On the other hand, for async queries, you have to process the result inside the transaction function (except for the Promise API).
|
Asynchronous iteration
The Result
object supports asynchronous iteration.
This allows your application to process data at its own pace, with the driver accordingly modulating the speed at which records are streamed from the server, applying backpressure.
With async iterators, you get the guarantee that your application does not receive data faster than it can process.
const session = driver.session()
try {
const peopleNames = await session.executeWrite(async tx => {
const result = tx.run( (1)
'MERGE (p:Person {name: $name}) RETURN p.name AS name',
{ name: 'Alice' }
)
let names = []
for await (const record of result) { (2)
console.log(`Processing ${record.get('name')}`)
names.push(record.get('name'))
}
return names (3)
})
} finally {
await session.close()
}
1 | Run a query |
2 | Process records with async iteration |
3 | Return processed results (and not the raw query result) |
There are two important points to the usage of the async iterator:
-
you can async-iterate only once per query result. Once the result cursor reaches the end of the stream, it does not rewind, so you cannot iterate over a result more than once. If you need to process the data more than once in your application, you have to manually store it in an auxiliary data structure (like a list, as above).
-
the processing of the result happens inside the transaction function. You should not return the raw result out of the transaction function and then iterate over it.

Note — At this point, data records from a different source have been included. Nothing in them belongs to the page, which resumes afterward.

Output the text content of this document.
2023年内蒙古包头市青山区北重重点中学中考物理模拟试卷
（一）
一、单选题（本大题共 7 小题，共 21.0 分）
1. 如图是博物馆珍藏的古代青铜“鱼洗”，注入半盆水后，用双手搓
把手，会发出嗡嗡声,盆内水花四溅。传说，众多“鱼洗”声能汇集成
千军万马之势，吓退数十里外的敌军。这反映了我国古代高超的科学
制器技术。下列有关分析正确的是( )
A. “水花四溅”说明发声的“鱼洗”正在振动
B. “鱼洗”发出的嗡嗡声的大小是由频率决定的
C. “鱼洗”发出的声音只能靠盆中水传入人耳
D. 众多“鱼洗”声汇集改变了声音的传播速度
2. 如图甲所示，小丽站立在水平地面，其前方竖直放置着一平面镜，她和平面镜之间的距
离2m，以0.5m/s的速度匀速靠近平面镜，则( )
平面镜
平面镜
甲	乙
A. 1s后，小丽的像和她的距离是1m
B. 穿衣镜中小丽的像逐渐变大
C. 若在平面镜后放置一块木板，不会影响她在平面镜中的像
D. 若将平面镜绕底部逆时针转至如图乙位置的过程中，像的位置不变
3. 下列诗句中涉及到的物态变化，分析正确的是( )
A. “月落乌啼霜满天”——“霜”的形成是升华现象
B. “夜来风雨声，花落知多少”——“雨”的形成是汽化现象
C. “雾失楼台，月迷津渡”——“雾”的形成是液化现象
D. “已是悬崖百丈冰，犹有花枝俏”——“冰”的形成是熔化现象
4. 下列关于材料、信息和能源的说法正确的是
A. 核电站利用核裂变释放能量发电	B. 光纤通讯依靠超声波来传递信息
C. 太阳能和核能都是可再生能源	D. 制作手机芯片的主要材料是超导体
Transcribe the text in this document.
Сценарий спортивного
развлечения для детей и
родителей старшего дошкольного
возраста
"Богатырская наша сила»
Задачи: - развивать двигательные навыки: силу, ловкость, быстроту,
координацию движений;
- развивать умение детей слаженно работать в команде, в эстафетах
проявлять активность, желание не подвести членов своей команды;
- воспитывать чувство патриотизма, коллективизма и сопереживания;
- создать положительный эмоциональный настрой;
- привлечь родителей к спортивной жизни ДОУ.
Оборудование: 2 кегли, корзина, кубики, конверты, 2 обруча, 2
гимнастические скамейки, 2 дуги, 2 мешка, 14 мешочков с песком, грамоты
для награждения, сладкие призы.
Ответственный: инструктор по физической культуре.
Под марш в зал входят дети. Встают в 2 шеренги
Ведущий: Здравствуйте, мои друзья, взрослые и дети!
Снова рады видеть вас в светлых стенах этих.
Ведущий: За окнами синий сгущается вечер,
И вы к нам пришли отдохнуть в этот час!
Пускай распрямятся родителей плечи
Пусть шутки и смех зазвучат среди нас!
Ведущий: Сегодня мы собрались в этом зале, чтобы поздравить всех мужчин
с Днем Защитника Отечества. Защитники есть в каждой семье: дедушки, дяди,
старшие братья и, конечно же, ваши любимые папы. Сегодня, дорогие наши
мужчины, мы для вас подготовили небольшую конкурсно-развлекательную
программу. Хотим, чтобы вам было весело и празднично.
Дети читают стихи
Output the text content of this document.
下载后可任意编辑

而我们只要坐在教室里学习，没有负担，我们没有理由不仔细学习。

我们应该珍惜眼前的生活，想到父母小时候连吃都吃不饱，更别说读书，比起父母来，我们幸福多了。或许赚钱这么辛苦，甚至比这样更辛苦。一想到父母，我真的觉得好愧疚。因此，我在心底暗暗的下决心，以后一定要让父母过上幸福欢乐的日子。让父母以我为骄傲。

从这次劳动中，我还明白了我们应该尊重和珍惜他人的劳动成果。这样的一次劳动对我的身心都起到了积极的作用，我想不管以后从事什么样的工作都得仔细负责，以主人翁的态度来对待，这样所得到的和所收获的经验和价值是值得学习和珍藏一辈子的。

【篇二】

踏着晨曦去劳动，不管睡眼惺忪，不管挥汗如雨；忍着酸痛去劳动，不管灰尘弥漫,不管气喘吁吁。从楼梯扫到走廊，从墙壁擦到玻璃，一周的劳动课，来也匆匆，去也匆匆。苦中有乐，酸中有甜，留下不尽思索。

That workflow only works with the Promise API.
Promise API
The Promise API allows to run a query and receive the result as a Promise
.
You can think of this query method as allowing you to specify a Cypher query and a number of callbacks that are asynchronously executed depending on the query outcome.
const session = driver.session({database: 'neo4j'})
const result = session.executeWrite(async tx => { (1)
return tx.run(
'MERGE (p:Person {name: $name}) RETURN p.name AS name',
{ name: 'Alice' }
)
})
result.then(result => { (2)
result.records.forEach(record => {
console.log(record.get('name'))
})
return result
})
.catch(error => { (3)
console.log(error)
})
.then(() => session.close()) (4)
1 | Run a query |
2 | Specify callback for successful runs, taking query result as input |
3 | Specify callback for failed runs, taking driver error as input |
4 | Specify callback to run regardless of query outcome |
The Promise API holds for |
Combine multiple transactions
To run multiple queries within the same transaction, use Promise.all()
.
It runs asynchronous operations concurrently, so you can submit multiple queries at the same time and wait for them all to finish.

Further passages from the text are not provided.